Latar Belakang Konflik
Sejak perang dimulai, UEA menjadi negara yang paling sering diserang oleh Iran di kawasan ini. Menurut Kementerian Pertahanan UEA, Iran telah meluncurkan sekitar 550 rudal balistik dan jelajah serta lebih dari 2.200 drone ke wilayah UEA. Sebagian besar serangan berhasil diintersep, namun beberapa di antaranya mengenai target militer dan sipil.
Permintaan Bantuan dan Respons Israel
Stok peluru kendali penangkal serangan udara UEA cepat menipis akibat serangan berkelanjutan. Hal ini memaksa UEA untuk meminta bantuan kepada Israel. Perdana Menteri Israel, Benjamin Netanyahu, kemudian memerintahkan Pasukan Pertahanan Israel (IDF) untuk mengirim satu baterai sistem Iron Dome beserta puluhan peluru kendali penangkal.
Ini merupakan pertama kalinya Israel mengirim sistem Iron Dome ke negara lain. UEA juga menjadi negara pertama di luar AS dan Israel yang menggunakan sistem ini, menurut seorang pejabat senior Israel.
Sistem Iron Dome berhasil menangkis puluhan rudal Iran, kata seorang pejabat Israel lainnya.
Koordinasi Militer dan Politik
Sejak perang dimulai, kedua negara telah melakukan koordinasi ketat dalam bidang militer dan politik, demikian disampaikan oleh pejabat Israel dan UEA.

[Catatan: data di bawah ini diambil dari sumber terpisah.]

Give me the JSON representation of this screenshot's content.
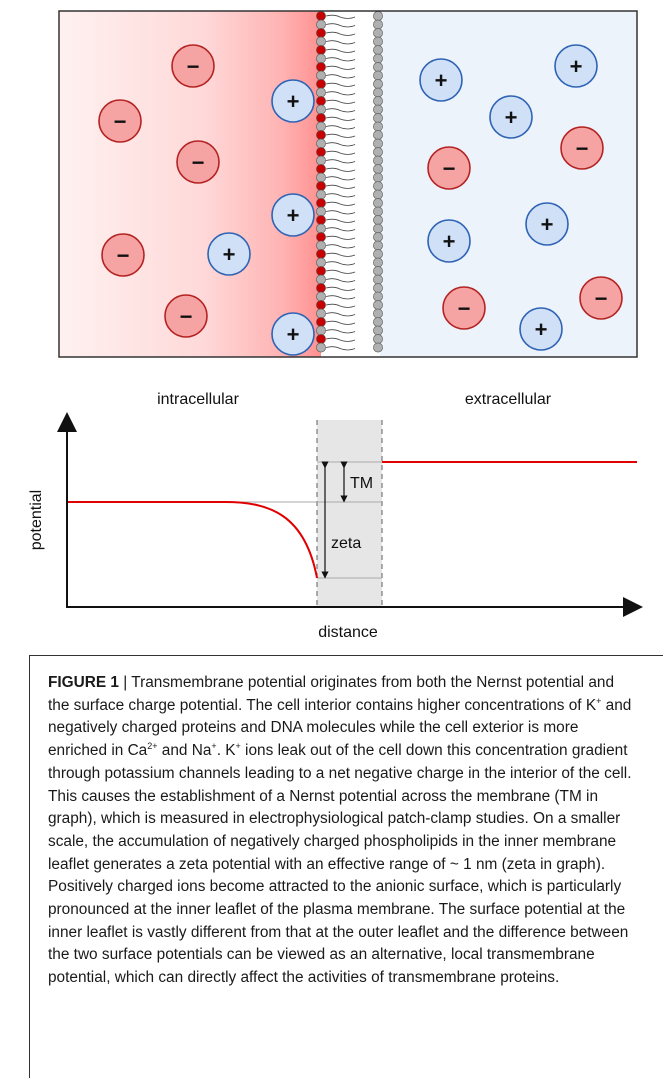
{
  "labels": {
    "intracellular": "intracellular",
    "extracellular": "extracellular",
    "y_axis": "potential",
    "x_axis": "distance",
    "tm": "TM",
    "zeta": "zeta"
  },
  "ions": {
    "negative_sign": "−",
    "positive_sign": "+"
  },
  "colors": {
    "negative_ion_fill": "#f5a3a3",
    "negative_ion_stroke": "#b42323",
    "positive_ion_fill": "#cfe0f7",
    "positive_ion_stroke": "#2f63b4",
    "phospholipid_negative": "#c80000",
    "phospholipid_neutral": "#b0b0b0",
    "potential_curve": "#e00000",
    "extracellular_bg": "#edf3fb",
    "membrane_band": "#e6e6e6"
  },
  "caption": {
    "figure_label": "FIGURE 1",
    "separator": " | ",
    "part1": "Transmembrane potential originates from both the Nernst potential and the surface charge potential. The cell interior contains higher concentrations of K",
    "sup1": "+",
    "part2": " and negatively charged proteins and DNA molecules while the cell exterior is more enriched in Ca",
    "sup2": "2+",
    "part3": " and Na",
    "sup3": "+",
    "part4": ". K",
    "sup4": "+",
    "part5": " ions leak out of the cell down this concentration gradient through potassium channels leading to a net negative charge in the interior of the cell. This causes the establishment of a Nernst potential across the membrane (TM in graph), which is measured in electrophysiological patch-clamp studies. On a smaller scale, the accumulation of negatively charged phospholipids in the inner membrane leaflet generates a zeta potential with an effective range of ~ 1 nm (zeta in graph). Positively charged ions become attracted to the anionic surface, which is particularly pronounced at the inner leaflet of the plasma membrane. The surface potential at the inner leaflet is vastly different from that at the outer leaflet and the difference between the two surface potentials can be viewed as an alternative, local transmembrane potential, which can directly affect the activities of transmembrane proteins."
  }
}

Selain itu, Angkatan Udara Israel juga melancarkan serangan untuk menghancurkan rudal jarak pendek yang ditempatkan di selatan Iran sebelum rudal tersebut dapat mengenai target di UEA maupun negara-negara Teluk lainnya.
Dampak Politik dan Reaksi Publik
Pengiriman pasukan Israel ke wilayah UEA berpotensi menjadi isu sensitif di kawasan Teluk. Selain itu, keputusan Netanyahu untuk berbagi sistem pertahanan udara saat Israel sendiri tengah menghadapi serangan berat dapat memicu kontroversi di dalam negeri.
Hubungan Israel-UEA yang Semakin Erat
Israel dan UEA menandatangani perjanjian damai pada tahun 2020. Meskipun terdapat perbedaan pendapat mengenai isu seperti Gaza, kedua negara menyatakan bahwa kerja sama saat ini berada pada titik terdekat sepanjang sejarah.
"Israel adalah salah satu negara yang telah memberikan bantuan nyata kepada UEA. Amerika Serikat dan Israel terbukti menjadi sekutu sejati dengan memberikan dukungan melalui bantuan militer, berbagi intelijen, dan dukungan diplomatik," tulis Tareq al-Otaiba, mantan pejabat Dewan Keamanan Nasional UEA, dalam artikelnya di Arab Gulf States Institute (AGSI).
"Kami tidak akan melupakan bantuan ini," kata seorang pejabat senior UEA mengenai dukungan Israel dan Netanyahu pada saat kritis.